Let $a=\frac pq$, $b=\frac{p'}{q'}$ be rationals with $q,q'>0$ and $a<b$. Then $$\begin{align}\mu((a,b]) &= \mu((0,b-a]) \\&= \mu((0, \frac{p'q-pq'}{qq'}]) \\&= (p'q-pq')\mu((0, \frac{1}{qq'}])\\&=(p'q-pq') \frac{\mu((0,1])}{qq'}\\&= (b-a)\mu((0,1])\end{align}$$
Let $a\in \mathbb R$. Since $\displaystyle \{a\}= \cap_n (a-\frac 1n, a]$, you can find $n$ large enough such that a translation of $\displaystyle (a-\frac 1n, a]$ is in the interior of $B$, and you can assume without loss of generality that $\mu((a-\frac 1N,a]) <\infty$, hence $$\mu(\{a\})=\lim_n \mu((a-\frac 1n, a])=\lim_n \mu((0, \frac 1n])=\mu((0,1])\cdot 0 = 0 $$
Let $a,b\in \mathbb R$. Let $a_n$ be a decreasing sequence of rationals such that $a_n\to a$ and $b_n$ be a increasing sequence of rationals such that $b_n\to b$. Then $$\begin{align}\mu((a,b]) &= \mu ((a,b)) \\&= \mu(\cup_n(a_n,b_n))\\&=\lim_n \mu((a_n,b_n)) \\&= \lim_n \mu((a_n,b_n])\\&=(b_n-a_n)\mu((0,1]) \\ &= (b-a)\mu((0,1])\end{align}$$
$\mu$ and $\mu((0,1])\xi$ coincide on a $\pi$-system, continuity of both yields $\mu(\mathbb R) = \mu((0,1])\xi(\mathbb R)$ and $\xi$ is $\sigma$-finite. A well-known lemma proves that $\mu$ and $\mu((0,1])\xi$ coincide on the $\sigma$-algebra generated by the $(a,b]$, hence coincide on the Borel $\sigma$ algebra.

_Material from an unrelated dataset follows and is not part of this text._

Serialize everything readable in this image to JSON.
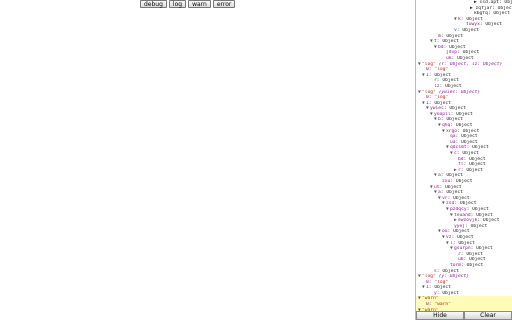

Let $A$ be Lebesgue measurable. then $A=B\cup C$ where $B$ is Borel and $C$ is a null set w.r.t to $\xi$. You already know $\xi(A)=\xi(B)$. There is some $D$ in the Borel $\sigma$-algebra such that $C\subset D$ and $\xi(D)=0$, hence $\mu(D)=0$. Then $$\mu(B)\leq \mu(B\cup C)=\mu(A)\leq \mu(B\cup D)\leq \mu(B)+\mu(D) = \mu(B) $$
Hence $\mu(A)=\mu(B) = \mu((0,1])\xi(B)=\mu((0,1])\xi(A)$.
$\mu((0,1])\xi$ and $\mu$ coincide on all of the Lebesgue $\sigma$ algebra.